Tuesday, December 11, 2007

How Bluetooth Technology works? Part 1

This is the first article on the Bluetooth Technology by Nupur Mittal. Bluetooth is a high-speed, low-power microwave wireless link technology, designed to connect phones, laptops, PDAs and other portable equipment together with little or no work by the user.

Unlike infra-red, Bluetooth does not require line-of-sight positioning of connected units. The technology uses modifications of existing wireless LAN techniques but is most notable for its small size and low cost. The current prototype circuits are contained on a circuit board 0.9cm square, with a much smaller single chip version in development. The cost of the device is expected to fall very fast, from $20 initially to $5 in a year or two. . They can establish a 1 megabit/s link (up to 2 Mbps in the second generation of the technology) with security and error correction, to use as required. The protocols will handle both voice and data, with very flexible network topography.

This technology achieves its goal by embedding tiny, inexpensive, short-range transceivers into the electronic devices that are available today. The radio operates on the globally-available unlicensed radio band, 2.45 GHz (meaning there will be no hindrance for international travelers using Bluetooth-enabled equipment.), and supports data speeds of up to 721 Kbps, as well as three voice channels. The Bluetooth modules can be either built into electronic devices or used as an adaptor. For instance in a PC they can be built in as a PC card or externally attached via the USB port.
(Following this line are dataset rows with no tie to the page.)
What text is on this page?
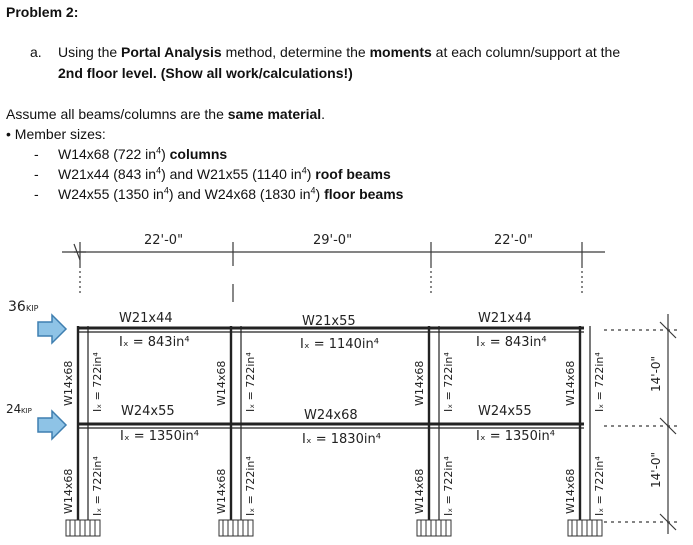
Problem 2:
a. Using the Portal Analysis method, determine the moments at each column/support at the
2nd floor level. (Show all work/calculations!)
Assume all beams/columns are the same material.
• Member sizes:
- W14x68 (722 $in^4$) columns
- W21x44 (843 $in^4$) and W21x55 (1140 $in^4$) roof beams
- W24x55 (1350 $in^4$) and W24x68 (1830 $in^4$) floor beams
22'-0"	29'-0"	22'-0"
36 KIP
24 KIP
W21x44
Iₓ = 843in⁴
W21x55
Iₓ = 1140in⁴
W21x44
Iₓ = 843in⁴
W24x55
Iₓ = 1350in⁴
W24x68
Iₓ = 1830in⁴
W24x55
Iₓ = 1350in⁴
W14x68 Iₓ = 722in⁴	W14x68 Iₓ = 722in⁴	W14x68 Iₓ = 722in⁴	W14x68 Iₓ = 722in⁴
W14x68 Iₓ = 722in⁴	W14x68 Iₓ = 722in⁴	W14x68 Iₓ = 722in⁴	W14x68 Iₓ = 722in⁴
14'-0"
14'-0"
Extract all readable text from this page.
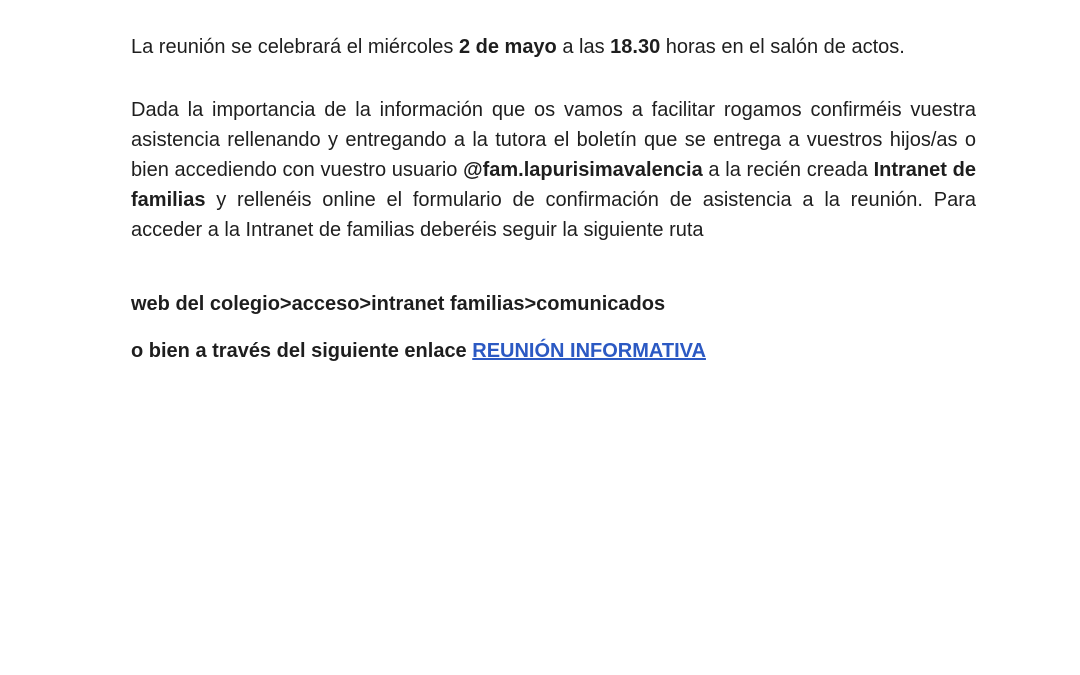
La reunión se celebrará el miércoles 2 de mayo a las 18.30 horas en el salón de actos.

Dada la importancia de la información que os vamos a facilitar rogamos confirméis vuestra asistencia rellenando y entregando a la tutora el boletín que se entrega a vuestros hijos/as o bien accediendo con vuestro usuario @fam.lapurisimavalencia a la recién creada Intranet de familias y rellenéis online el formulario de confirmación de asistencia a la reunión. Para acceder a la Intranet de familias deberéis seguir la siguiente ruta

web del colegio>acceso>intranet familias>comunicados

o bien a través del siguiente enlace REUNIÓN INFORMATIVA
Each device has a unique 48-bit address from the IEEE 802 standard. Connections can be point-to-point or multipoint. Bluetooth devices are protected from radio interference by changing their frequencies arbitrarily upto a maximum of 1600 times a second, a technique known as frequency hopping. They also use three different but complimentary error correction schemes. Built-in encryption and verification is provided.

Moreover, Bluetooth devices won't drain precious battery life. The Bluetooth specification targets power consumption of the device from a "hold" mode consuming 30 micro amps to the active transmitting range of 8-30 milliamps (or less than 1/10th of a watt). The radio chip consumers only 0.3mA in standby mode, which is less than 3 % of the power used by a standard mobile phone. The chips also have excellent power-saving features, as they will automatically shift to a low-power mode as soon as traffic volume lessens or stops.